No está mal que obremos por este motivo.
Sin embargo, la razón fundamental de nuestra obligación de aspirar a la perfección
no radica ahí, sino en nuestra incorporación con Cristo, de cuya plenitud y
fuerza vitales fuimos inundados en nuestro Bautismo.
Al obrar como obramos, no miramos las cosas
más que de un modo unilateral e imperfecto.
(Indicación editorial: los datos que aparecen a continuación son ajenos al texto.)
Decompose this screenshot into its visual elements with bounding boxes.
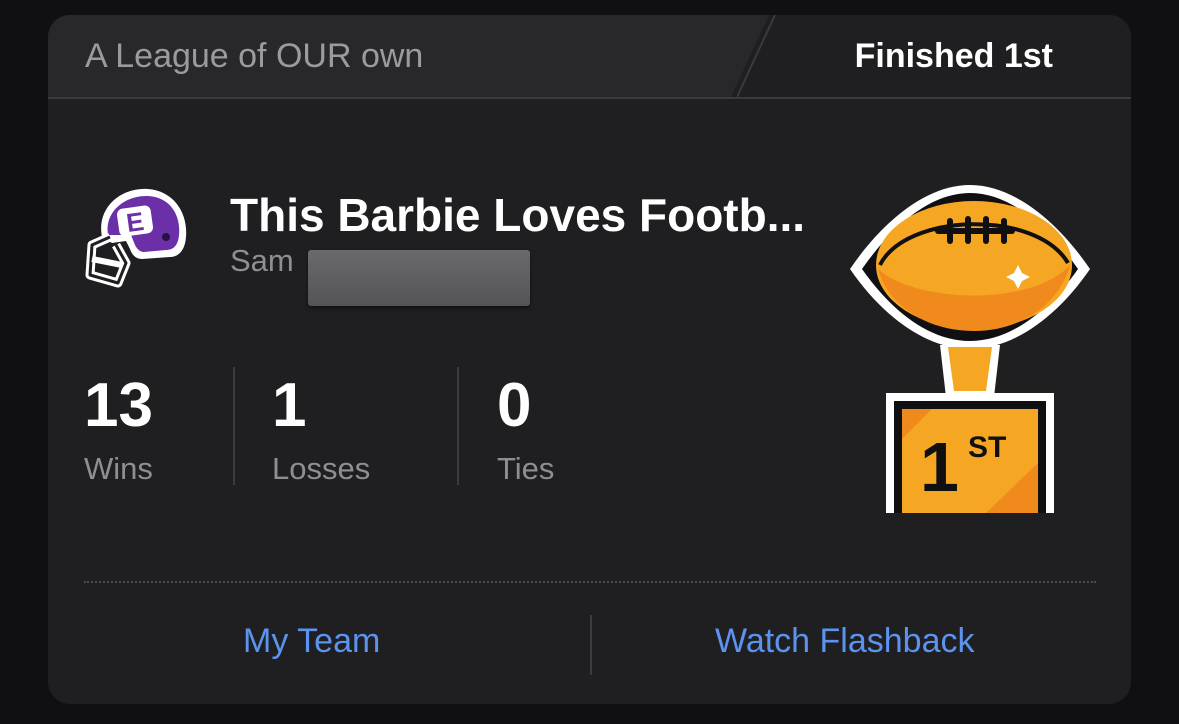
footer-divider bbox=[84, 581, 1096, 583]
card-header: A League of OUR own Finished 1st bbox=[48, 15, 1131, 99]
wins-label: Wins bbox=[84, 451, 153, 486]
stat-divider bbox=[457, 367, 459, 485]
watch-flashback-link[interactable]: Watch Flashback bbox=[715, 622, 975, 661]
losses-label: Losses bbox=[272, 451, 371, 486]
header-divider bbox=[737, 15, 776, 97]
finish-tab: Finished 1st bbox=[731, 15, 1131, 97]
redacted-owner-surname bbox=[308, 250, 530, 306]
action-divider bbox=[590, 615, 592, 675]
owner-name: Sam bbox=[230, 243, 294, 278]
trophy-icon: 1 ST bbox=[850, 185, 1090, 513]
league-name: A League of OUR own bbox=[85, 37, 424, 75]
ties-stat: 0 Ties bbox=[497, 375, 554, 487]
football-helmet-icon: E bbox=[85, 188, 187, 288]
ties-label: Ties bbox=[497, 451, 555, 486]
trophy-place: 1 bbox=[920, 428, 959, 506]
my-team-link[interactable]: My Team bbox=[243, 622, 380, 661]
finish-label: Finished 1st bbox=[854, 37, 1053, 75]
team-name[interactable]: This Barbie Loves Footb... bbox=[230, 188, 805, 242]
stat-divider bbox=[233, 367, 235, 485]
trophy-suffix: ST bbox=[968, 431, 1006, 464]
wins-stat: 13 Wins bbox=[84, 375, 153, 487]
wins-value: 13 bbox=[84, 371, 153, 440]
ties-value: 0 bbox=[497, 371, 532, 440]
season-summary-card: A League of OUR own Finished 1st E This … bbox=[48, 15, 1131, 704]
losses-value: 1 bbox=[272, 371, 307, 440]
losses-stat: 1 Losses bbox=[272, 375, 370, 487]
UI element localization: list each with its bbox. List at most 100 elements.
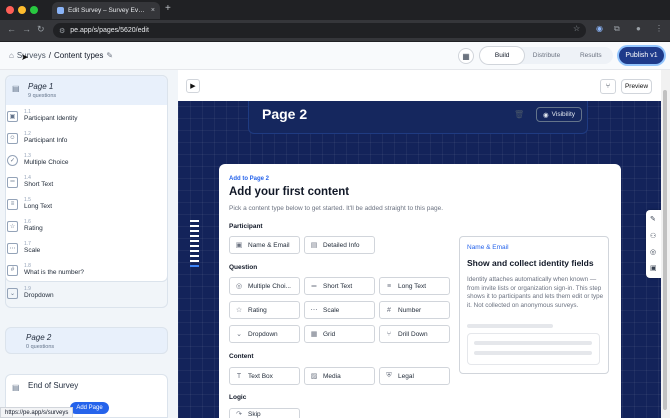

Atendemos solamente a la obligación
en sí misma y a nuestros propios esfuerzos.
No nos fijamos para nada en la plenitud y
fuerza de vida creadas en nuestra alma por la gran realidad divina que se operó
en nuestro Bautismo.
Esta plenitud y esta fuerza son las únicas que
nos empujan realmente y las que podrán llevarnos hasta la verdadera santidad.
No miremos, pues, única y principalmente a
nosotros mismos, a nuestra impotencia, a nuestra pecabilidad, a nuestros
esfuerzos.
Miremos, ante todo y sobre todo, al Señor
que obra y triunfa en nosotros.
Miremos solamente a la Vid que alimenta,
anima y sostiene a sus sarmientos, a nosotros, con su propia fuerza, con su
savia y con su vida.
Para eso, pidamos como nos enseña la Santa
Iglesia: Oh, Dios, de quien procede toda
bondad, infunde en nuestros corazones el amor de tu Nombre, y aumenta en
nosotros el espíritu de religión; robustece todo lo que haya de bueno en
nuestra alma y consérvalo con celosa y paternal solicitud.